Fakultas Kedokteran Gigi 51动漫 (FKG UNAIR) kembali menunjukkan komitmennya dalam pengembangan kompetensi global melalui program unggulan pengembangan kompetensi Program Pendidikan Dokter Gigi Spesialis (PPDGS) Bedah Mulut dan Maksilofasial (BMM). Pada bulan April ini, sejumlah residen BMM UNAIR memulai perjalanan akademik dan klinis mereka ke National University of Singapore (NUS), salah satu institusi pendidikan kedokteran gigi terbaik di Asia.

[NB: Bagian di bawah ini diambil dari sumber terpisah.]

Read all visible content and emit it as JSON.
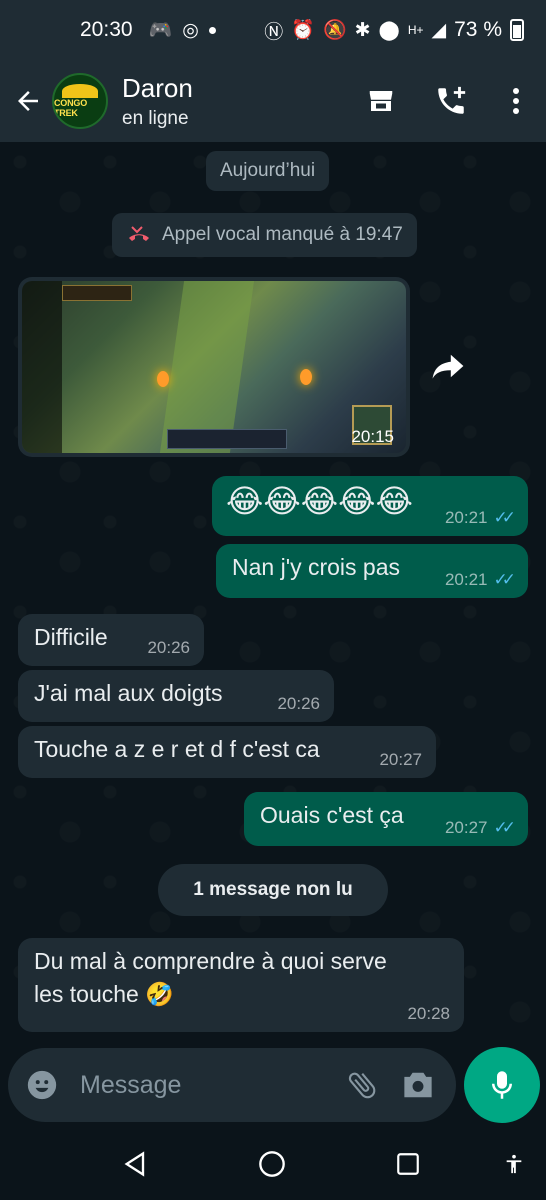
{
  "status_bar": {
    "time": "20:30",
    "battery": "73 %",
    "network": "H+"
  },
  "header": {
    "contact_name": "Daron",
    "contact_status": "en ligne",
    "avatar_text": "CONGO TREK"
  },
  "chat": {
    "date_label": "Aujourd’hui",
    "missed_call": "Appel vocal manqué à 19:47",
    "media_time": "20:15",
    "messages": [
      {
        "dir": "out",
        "text": "😂😂😂😂😂",
        "time": "20:21"
      },
      {
        "dir": "out",
        "text": "Nan j'y crois pas",
        "time": "20:21"
      },
      {
        "dir": "in",
        "text": "Difficile",
        "time": "20:26"
      },
      {
        "dir": "in",
        "text": "J'ai mal aux doigts",
        "time": "20:26"
      },
      {
        "dir": "in",
        "text": "Touche a z e r et d f c'est ca",
        "time": "20:27"
      },
      {
        "dir": "out",
        "text": "Ouais c'est ça",
        "time": "20:27"
      },
      {
        "dir": "in",
        "text_line1": "Du mal à comprendre à quoi serve",
        "text_line2": "les touche 🤣",
        "time": "20:28"
      }
    ],
    "unread_label": "1 message non lu"
  },
  "input": {
    "placeholder": "Message"
  },
  "colors": {
    "background": "#0b141a",
    "header": "#1f2c34",
    "bubble_in": "#1f2c34",
    "bubble_out": "#005c4b",
    "accent": "#00a884",
    "read_ticks": "#53bdeb"
  }
}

Keberangkatan para residen ini merupakan bagian dari stase internasional yang dirancang untuk memperluas wawasan serta meningkatkan keterampilan klinis di bidang Bedah Mulut dan Maksilofasial. Selama berada di NUS, para residen akan terlibat langsung dalam penanganan kasus-kasus kompleks, mulai dari trauma wajah, bedah rekonstruksi, kasus onkologi, hingga bedah maksilofasial estetik yang menuntut keahlian tinggi dan ketelitian.
Program ini menjadi bukti nyata bahwa FKG UNAIR bertekad mencetak spesialis Bedah Mulut dan Maksilofasial yang tidak hanya unggul secara akademik, tetapi juga kompeten dan siap bersaing di tingkat global. Selain belajar, para residen juga berperan sebagai duta ilmu dan profesionalisme Indonesia, membawa semangat kolaborasi yang kuat antar perguruan tinggi dan negara. Dengan langkah strategis ini, FKG UNAIR semakin menegaskan posisinya sebagai institusi pendidikan kedokteran gigi terkemuka yang berorientasi pada kualitas dan internasionalisasi pendidikan kedokteran gigi di Indonesia.